Perhaps not wishing to offend any nationality, the Special Committee on Nomenclature offered a new policy for the park board on May 2, 1934. The statement noted that the City Council and the Board of Education had chosen to name streets and schools to perpetuate the names of Presidents, explorers of local and international fame, and artists, writers and scientists of world-wide importance, “all of which your committee believes to be commendable.”

“However, some official body should lay particular emphasis on perpetuating legendary and place names of local significance and the names of those of our own citizens who from time to time have played important parts in the molding of our city — its physical structure, its artistic and spiritual background.

“Our parks are admirably suited for such a purpose, and such a purpose most admirably furthers the work of this Board in instilling in the minds of the youth who frequent our parks the ideals of useful citizenship…Here is something intimate — some one of us has achieved honor — our fathers knew him — we know his descendants. We too might achieve such honor by leading exemplary and highly useful lives.”

So, the committee recommended that “your honorable Board restrict the names to those commemorating men and women of local civic achievement and historical importance and legendary and place names of local significance…”

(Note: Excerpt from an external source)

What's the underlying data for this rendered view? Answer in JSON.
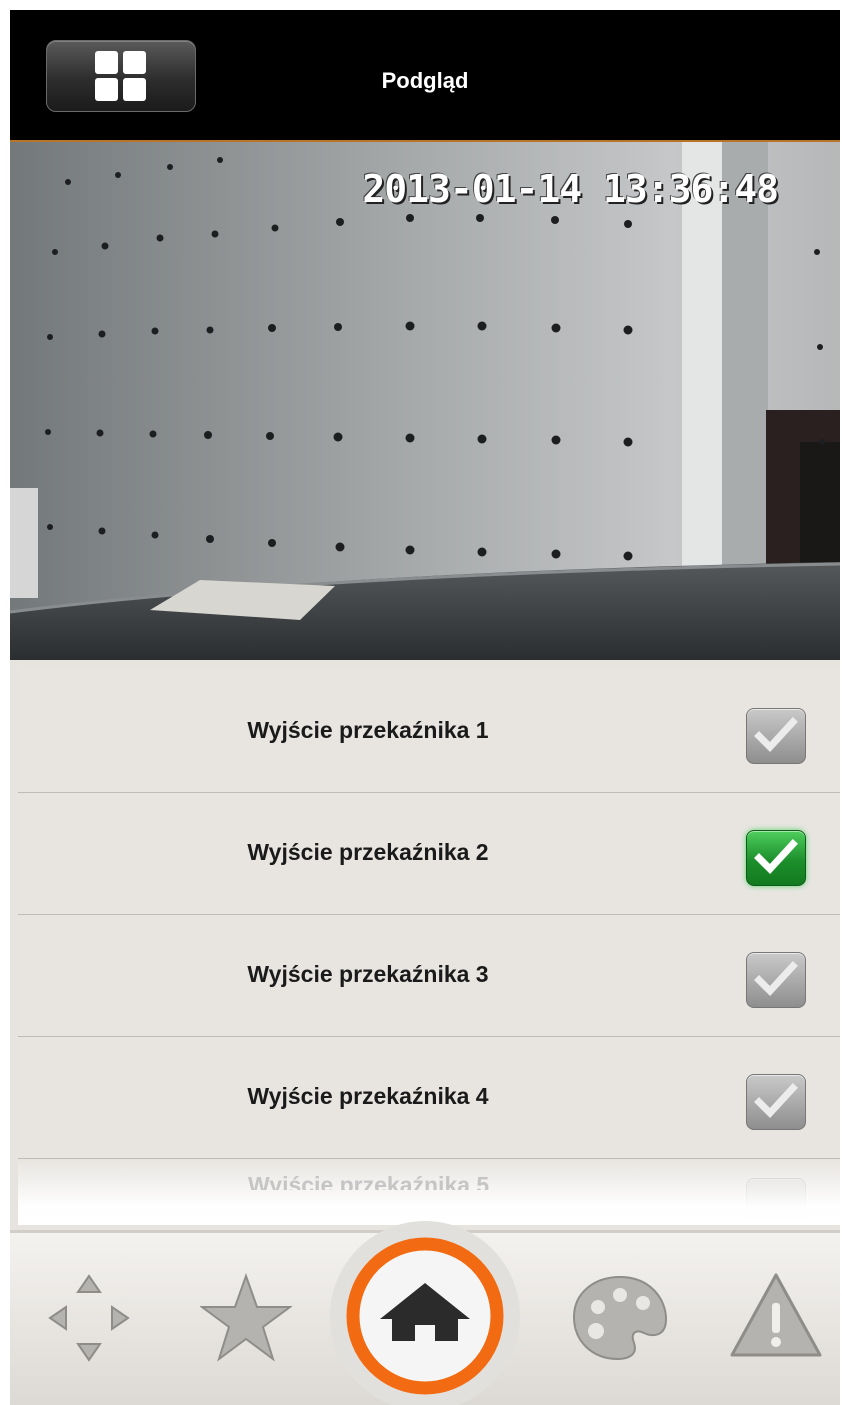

The statement was adopted and apparently still in place in 1968. At the meeting after the policy was adopted (May 16, 1934), the same committee recommended the name “Pioneers Square” for the new park that until then had been referred to simply as “Post Office Square” or the more Orwellian “Block 20.”

It was this policy that the park board had to amend in October 1968 to be able to rename Nicollet Park, Dr. Martin Luther King Park.

By the way, Nicollet Park was not named directly for the French cartographer Joseph Nicollet. It was named for the avenue named for him, which formed the park’s western border.